Corona-Pflegebonus: Eine Milliarde für Krankenhäuser und Altenpflege geplant
In einem Eckpunktepapier vom Februar hat das Bundesgesundheitsministerium den Corona-Pflegebonus vorgestellt, der für dieses Jahr beschlossen werden soll. Demnach will die Bundesregierung eine Milliarde Euro zu gleichen Teilen zwischen Beschäftigten in der Altenpflege und Pflegekräften in Krankenhäusern aufteilen.

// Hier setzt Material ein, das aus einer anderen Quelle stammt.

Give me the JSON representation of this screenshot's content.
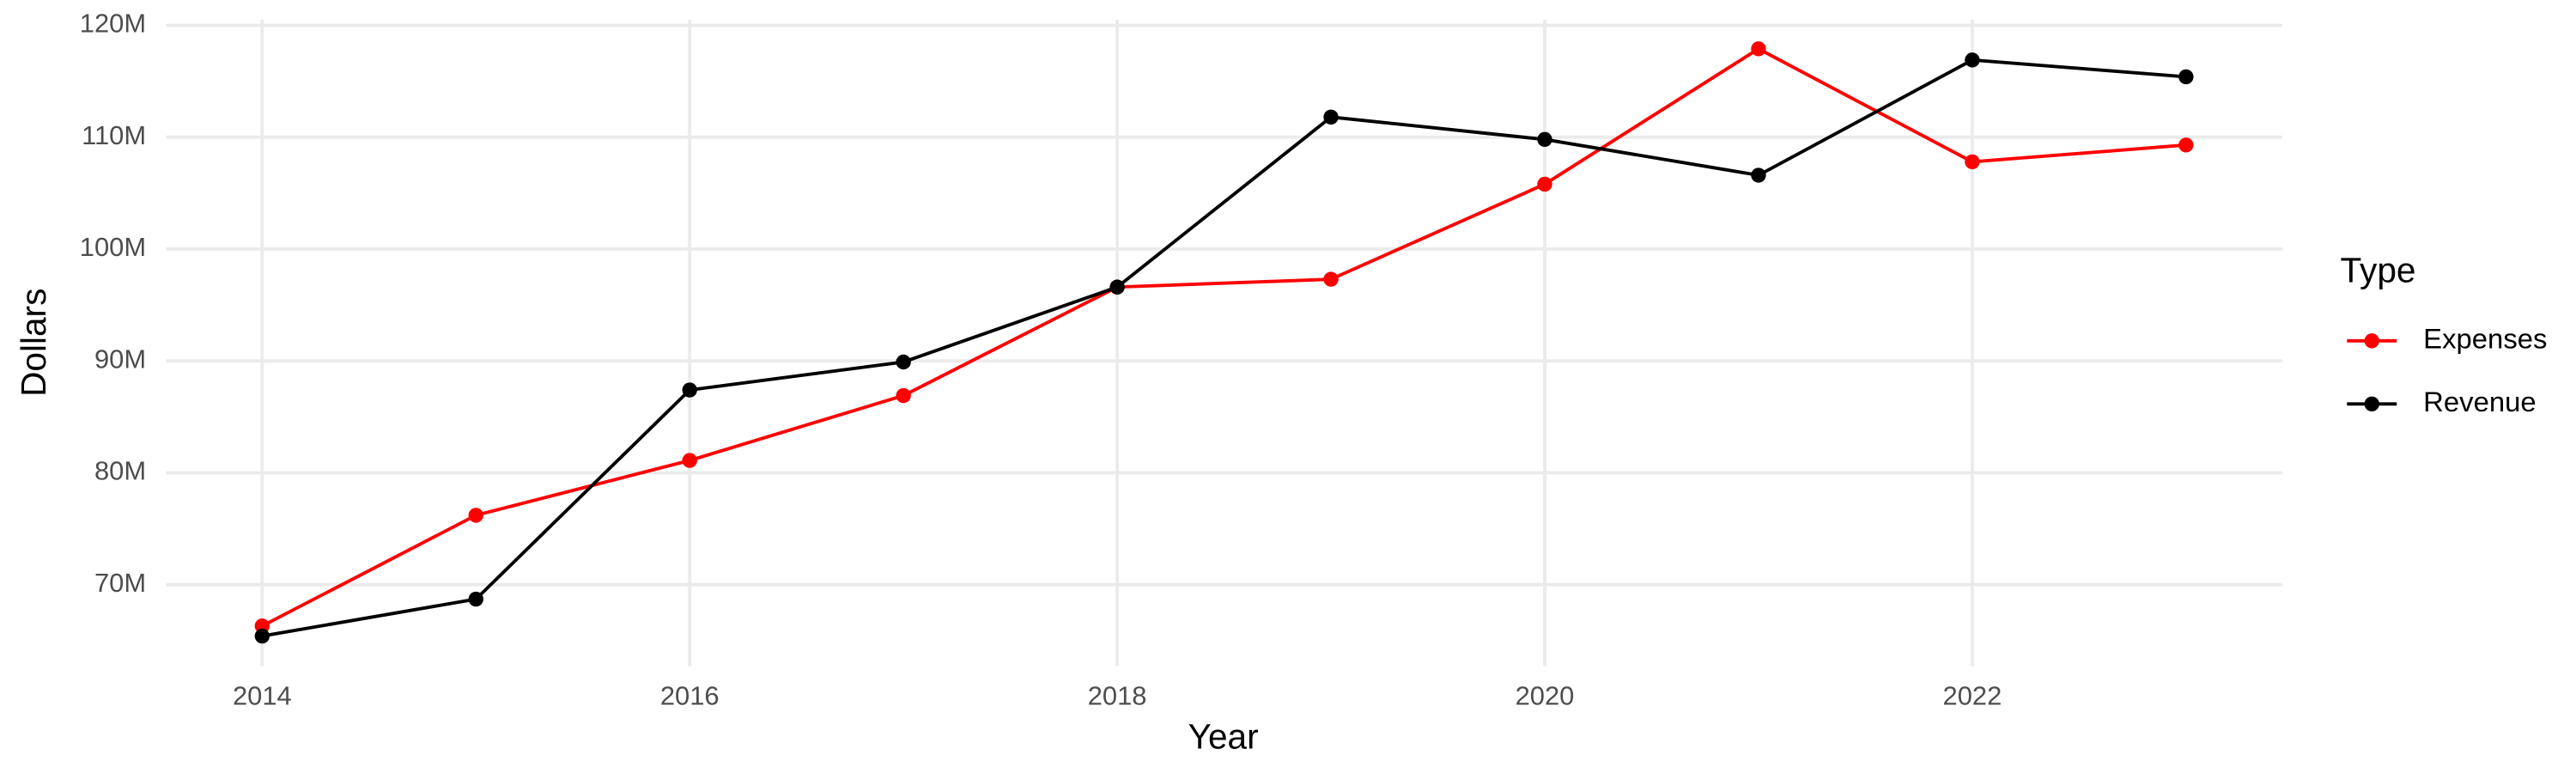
{
  "chart_data": {
    "type": "line",
    "x_label": "Year",
    "y_label": "Dollars",
    "legend_title": "Type",
    "x": [
      2014,
      2015,
      2016,
      2017,
      2018,
      2019,
      2020,
      2021,
      2022,
      2023
    ],
    "series": [
      {
        "name": "Expenses",
        "color": "#ff0000",
        "values": [
          66300000,
          76200000,
          81100000,
          86900000,
          96600000,
          97300000,
          105800000,
          117900000,
          107800000,
          109300000
        ]
      },
      {
        "name": "Revenue",
        "color": "#000000",
        "values": [
          65400000,
          68700000,
          87400000,
          89900000,
          96600000,
          111800000,
          109800000,
          106600000,
          116900000,
          115400000
        ]
      }
    ],
    "xlim": [
      2013.55,
      2023.45
    ],
    "xticks": [
      2014,
      2016,
      2018,
      2020,
      2022
    ],
    "ylim": [
      62700000,
      120500000
    ],
    "yticks": [
      {
        "value": 70000000,
        "label": "70M"
      },
      {
        "value": 80000000,
        "label": "80M"
      },
      {
        "value": 90000000,
        "label": "90M"
      },
      {
        "value": 100000000,
        "label": "100M"
      },
      {
        "value": 110000000,
        "label": "110M"
      },
      {
        "value": 120000000,
        "label": "120M"
      }
    ],
    "grid": true,
    "legend_position": "right"
  }
}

Die 500 Millionen Euro für die Kliniken sollen an Krankenhäuser in Deutschland gehen, die im Jahr 2021 mehr als zehn Covid-Beatmungsfälle behandelt haben. Laut Eckpunktepapier sollen auf diese Weise 837 Krankenhäuser, die rund 95 Prozent aller Corona-Patientinnen und -Patienten versorgten, von der Bonuszahlung profitieren. Die staatlichen Corona-Prämien für die Pflege sollen laut Bundesregierung bis zu einer Höhe von 3.000 Euro steuer- und abgabenfrei sein. Die genaue Höhe der Boni ist noch unklar. Intensivpflegekräfte sollen dabei mehr als 2.000 Euro bekommen, sagte Bundesgesundheitsminister Karl Lauterbach (SPD) am Donnerstag der "Stuttgarter Zeitung".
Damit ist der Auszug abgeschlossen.